Running on Empty

Saturday, April 29th, 2006 by RLR

From The Washington Post
Editorial

nogasPerhaps nothing is more symptomatic of Washington’s energy policy failure than the bipartisan, bicameral, executive-legislative, multi-decade refusal to reexamine fuel economy standards for passenger cars (known as CAFE standards). For years now, the subject has been almost too politically toxic to mention. Laws requiring cars to get better mileage have been on the books since the 1970s, but they have hardly been updated since the 1980s. In the 1990s, Congress passed annual appropriations measures designed to prevent President Bill Clinton from even studying whether standards should be raised. Multiple attempts to put higher fuel standards in recent energy legislation have failed. So long has it been since anyone tried hard to do so, in fact, that even officials directly responsible for the issue are unclear about what the law really says and who has the authority to change it.

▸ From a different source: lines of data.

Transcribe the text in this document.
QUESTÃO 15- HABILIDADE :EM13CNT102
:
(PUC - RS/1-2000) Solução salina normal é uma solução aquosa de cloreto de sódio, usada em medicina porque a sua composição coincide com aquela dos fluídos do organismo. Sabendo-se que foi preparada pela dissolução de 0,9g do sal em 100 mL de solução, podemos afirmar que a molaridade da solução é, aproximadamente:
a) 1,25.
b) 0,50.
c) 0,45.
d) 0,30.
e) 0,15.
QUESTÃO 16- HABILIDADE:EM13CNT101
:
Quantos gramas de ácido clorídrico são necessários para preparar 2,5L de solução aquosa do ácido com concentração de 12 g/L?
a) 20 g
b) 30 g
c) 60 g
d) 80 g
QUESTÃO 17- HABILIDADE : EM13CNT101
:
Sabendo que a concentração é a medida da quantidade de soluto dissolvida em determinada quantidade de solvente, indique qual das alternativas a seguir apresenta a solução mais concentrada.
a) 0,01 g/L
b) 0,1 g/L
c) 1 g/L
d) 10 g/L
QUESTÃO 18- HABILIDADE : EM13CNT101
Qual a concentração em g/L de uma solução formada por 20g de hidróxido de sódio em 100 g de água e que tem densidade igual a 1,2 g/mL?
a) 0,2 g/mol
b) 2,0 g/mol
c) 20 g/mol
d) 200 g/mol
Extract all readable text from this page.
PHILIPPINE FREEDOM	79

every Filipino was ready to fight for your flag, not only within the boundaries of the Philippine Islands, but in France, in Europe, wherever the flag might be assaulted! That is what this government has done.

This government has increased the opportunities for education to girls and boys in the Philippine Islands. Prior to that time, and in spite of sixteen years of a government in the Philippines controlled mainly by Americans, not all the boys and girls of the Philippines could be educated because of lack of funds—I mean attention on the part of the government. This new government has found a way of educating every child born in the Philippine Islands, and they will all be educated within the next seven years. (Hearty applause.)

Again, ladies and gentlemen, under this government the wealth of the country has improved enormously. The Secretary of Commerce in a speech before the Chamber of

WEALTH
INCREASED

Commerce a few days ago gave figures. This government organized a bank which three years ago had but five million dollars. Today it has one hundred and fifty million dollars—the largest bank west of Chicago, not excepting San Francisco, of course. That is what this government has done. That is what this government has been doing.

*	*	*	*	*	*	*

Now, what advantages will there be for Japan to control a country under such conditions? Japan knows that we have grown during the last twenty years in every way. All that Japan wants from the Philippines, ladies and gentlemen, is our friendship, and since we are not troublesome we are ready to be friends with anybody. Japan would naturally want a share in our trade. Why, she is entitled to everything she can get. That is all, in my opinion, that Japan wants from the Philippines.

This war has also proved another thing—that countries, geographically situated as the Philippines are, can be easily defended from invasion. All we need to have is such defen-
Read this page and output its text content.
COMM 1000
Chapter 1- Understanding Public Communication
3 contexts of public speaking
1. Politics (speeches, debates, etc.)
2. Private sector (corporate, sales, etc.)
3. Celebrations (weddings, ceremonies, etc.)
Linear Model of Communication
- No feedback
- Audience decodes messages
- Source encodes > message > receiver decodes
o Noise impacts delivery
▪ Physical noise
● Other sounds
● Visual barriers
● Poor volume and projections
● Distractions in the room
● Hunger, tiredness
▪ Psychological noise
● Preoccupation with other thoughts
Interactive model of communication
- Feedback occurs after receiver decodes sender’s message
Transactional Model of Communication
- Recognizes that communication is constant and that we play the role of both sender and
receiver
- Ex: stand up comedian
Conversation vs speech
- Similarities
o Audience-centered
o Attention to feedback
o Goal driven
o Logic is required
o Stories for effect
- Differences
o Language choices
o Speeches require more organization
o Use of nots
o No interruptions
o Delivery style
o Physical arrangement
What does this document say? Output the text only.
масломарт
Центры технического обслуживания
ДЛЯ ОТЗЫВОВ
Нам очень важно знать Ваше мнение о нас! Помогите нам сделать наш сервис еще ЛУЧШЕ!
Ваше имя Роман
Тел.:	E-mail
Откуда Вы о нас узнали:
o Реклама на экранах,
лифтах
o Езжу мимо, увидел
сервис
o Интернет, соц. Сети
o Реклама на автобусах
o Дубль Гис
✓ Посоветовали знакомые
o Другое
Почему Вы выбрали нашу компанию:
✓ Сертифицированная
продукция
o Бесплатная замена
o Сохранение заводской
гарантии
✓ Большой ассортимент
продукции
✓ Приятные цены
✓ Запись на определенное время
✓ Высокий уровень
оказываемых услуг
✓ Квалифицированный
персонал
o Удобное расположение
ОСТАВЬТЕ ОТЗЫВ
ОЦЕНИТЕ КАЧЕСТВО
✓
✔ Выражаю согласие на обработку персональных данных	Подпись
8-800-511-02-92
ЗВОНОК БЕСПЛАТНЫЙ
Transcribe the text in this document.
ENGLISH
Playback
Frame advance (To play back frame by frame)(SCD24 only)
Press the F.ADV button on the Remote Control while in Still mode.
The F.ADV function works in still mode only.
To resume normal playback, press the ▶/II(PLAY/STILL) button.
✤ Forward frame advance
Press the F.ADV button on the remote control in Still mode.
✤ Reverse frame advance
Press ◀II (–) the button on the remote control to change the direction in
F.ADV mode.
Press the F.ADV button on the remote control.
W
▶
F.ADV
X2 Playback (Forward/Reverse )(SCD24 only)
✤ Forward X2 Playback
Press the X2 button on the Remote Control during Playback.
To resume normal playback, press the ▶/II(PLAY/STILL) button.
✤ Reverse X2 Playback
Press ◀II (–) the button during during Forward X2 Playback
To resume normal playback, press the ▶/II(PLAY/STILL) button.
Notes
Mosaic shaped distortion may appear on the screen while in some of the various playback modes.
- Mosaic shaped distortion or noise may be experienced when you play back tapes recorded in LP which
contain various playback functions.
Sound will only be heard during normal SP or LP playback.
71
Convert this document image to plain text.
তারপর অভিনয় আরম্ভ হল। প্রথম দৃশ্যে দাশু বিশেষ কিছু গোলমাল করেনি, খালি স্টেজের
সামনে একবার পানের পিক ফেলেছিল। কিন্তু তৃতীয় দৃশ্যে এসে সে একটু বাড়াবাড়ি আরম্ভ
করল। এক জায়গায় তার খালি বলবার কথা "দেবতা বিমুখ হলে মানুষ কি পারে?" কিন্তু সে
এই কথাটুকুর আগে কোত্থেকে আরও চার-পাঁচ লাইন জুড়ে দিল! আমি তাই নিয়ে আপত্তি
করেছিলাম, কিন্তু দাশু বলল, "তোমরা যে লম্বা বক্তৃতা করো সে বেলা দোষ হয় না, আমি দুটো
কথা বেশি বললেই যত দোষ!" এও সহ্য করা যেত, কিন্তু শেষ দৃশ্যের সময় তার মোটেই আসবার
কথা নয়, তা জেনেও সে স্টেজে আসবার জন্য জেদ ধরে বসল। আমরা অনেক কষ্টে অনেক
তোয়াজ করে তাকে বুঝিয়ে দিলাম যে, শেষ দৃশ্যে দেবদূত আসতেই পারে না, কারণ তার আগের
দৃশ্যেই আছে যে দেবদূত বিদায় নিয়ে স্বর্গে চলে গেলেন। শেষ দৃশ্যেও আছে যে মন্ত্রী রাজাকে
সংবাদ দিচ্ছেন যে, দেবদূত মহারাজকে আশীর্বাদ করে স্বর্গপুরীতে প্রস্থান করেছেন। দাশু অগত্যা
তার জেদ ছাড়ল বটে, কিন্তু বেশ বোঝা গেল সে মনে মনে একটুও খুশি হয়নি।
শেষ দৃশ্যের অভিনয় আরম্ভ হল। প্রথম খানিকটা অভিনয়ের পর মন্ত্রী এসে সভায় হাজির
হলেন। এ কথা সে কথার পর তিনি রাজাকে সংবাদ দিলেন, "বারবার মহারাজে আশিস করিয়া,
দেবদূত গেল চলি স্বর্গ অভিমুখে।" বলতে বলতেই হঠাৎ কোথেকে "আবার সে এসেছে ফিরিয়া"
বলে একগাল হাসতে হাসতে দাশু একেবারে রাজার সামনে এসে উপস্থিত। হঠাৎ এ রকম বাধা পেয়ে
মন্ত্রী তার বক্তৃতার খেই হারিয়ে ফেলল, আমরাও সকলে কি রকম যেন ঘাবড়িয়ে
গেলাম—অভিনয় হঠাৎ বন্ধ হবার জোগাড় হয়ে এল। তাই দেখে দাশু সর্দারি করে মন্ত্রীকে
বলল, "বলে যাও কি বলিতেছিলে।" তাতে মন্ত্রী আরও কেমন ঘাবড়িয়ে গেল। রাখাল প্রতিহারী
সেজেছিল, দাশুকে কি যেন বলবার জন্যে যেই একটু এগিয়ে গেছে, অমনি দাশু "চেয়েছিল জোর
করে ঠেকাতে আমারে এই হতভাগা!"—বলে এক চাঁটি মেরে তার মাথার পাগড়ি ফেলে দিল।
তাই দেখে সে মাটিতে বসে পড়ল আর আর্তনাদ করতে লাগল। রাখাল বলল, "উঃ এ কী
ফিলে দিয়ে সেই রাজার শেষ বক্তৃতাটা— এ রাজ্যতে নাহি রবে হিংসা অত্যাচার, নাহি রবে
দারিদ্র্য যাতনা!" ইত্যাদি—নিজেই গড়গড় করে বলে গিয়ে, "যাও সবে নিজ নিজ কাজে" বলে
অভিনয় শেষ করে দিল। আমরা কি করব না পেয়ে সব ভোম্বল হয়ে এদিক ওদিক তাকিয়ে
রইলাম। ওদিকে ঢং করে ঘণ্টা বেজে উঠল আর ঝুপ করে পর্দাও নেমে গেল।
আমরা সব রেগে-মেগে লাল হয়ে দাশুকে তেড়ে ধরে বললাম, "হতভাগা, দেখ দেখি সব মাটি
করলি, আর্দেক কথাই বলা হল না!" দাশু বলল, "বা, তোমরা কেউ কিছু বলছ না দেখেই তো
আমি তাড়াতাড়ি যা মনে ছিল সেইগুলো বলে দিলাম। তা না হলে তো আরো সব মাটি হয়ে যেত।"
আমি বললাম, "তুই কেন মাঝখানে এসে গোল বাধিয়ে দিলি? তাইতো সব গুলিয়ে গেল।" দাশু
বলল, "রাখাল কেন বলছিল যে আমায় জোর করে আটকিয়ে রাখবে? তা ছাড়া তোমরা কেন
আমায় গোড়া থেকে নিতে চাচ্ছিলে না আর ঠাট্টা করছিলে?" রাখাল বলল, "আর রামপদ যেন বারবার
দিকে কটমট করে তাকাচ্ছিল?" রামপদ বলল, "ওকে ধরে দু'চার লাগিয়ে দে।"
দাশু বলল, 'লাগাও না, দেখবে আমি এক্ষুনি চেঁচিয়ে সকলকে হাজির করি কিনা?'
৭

Now, suddenly, fuel economy standards are all the rage. Speaking in Biloxi, Miss., on Thursday, President Bush said he would like Congress to “give me a capacity to raise CAFE standards on automobiles.” Actually the president apparently does have the capacity to raise fuel economy standards, but only, according to the White House, in a manner that is economically inefficient and risks making cars more dangerous. The administration did, it is true, rewrite the fuel economy standards for light trucks (albeit by less than 3 miles per gallon between now and 2011) and did ask Congress back in 2002 for the authority to reform the current law. But Congress didn’t respond, and the president didn’t push. Put simply, the issue has been nobody’s priority.
Now the transportation secretary has written to congressional leaders, asking again for a legislative change, and a House committee has decided to hold hearings. In the context of other suggestions floating around the Hill, these are positive developments. Consider the alternatives: Republicans proposed this week to compensate for high prices with a $100 rebate for every taxpaying American, just about enough for two tanks of gas in an average sport-utility vehicle. Democrats and Republicans alike meanwhile spoke of suspending the 18.4-cent tax on gas for 60 days, which would cost at least $6 billion and have no impact on the underlying problem. Members of both parties supported various forms of penalties for oil companies that, while perhaps satisfying for consumers, don’t exactly herald a long-term solution to what the president has called America’s oil addiction.

A discussion of fuel economy standards is a better approach, or anyway it’s better late than never. After all, if fuel economy standards had been raised a decade ago, less of this flurry of activity would be necessary today.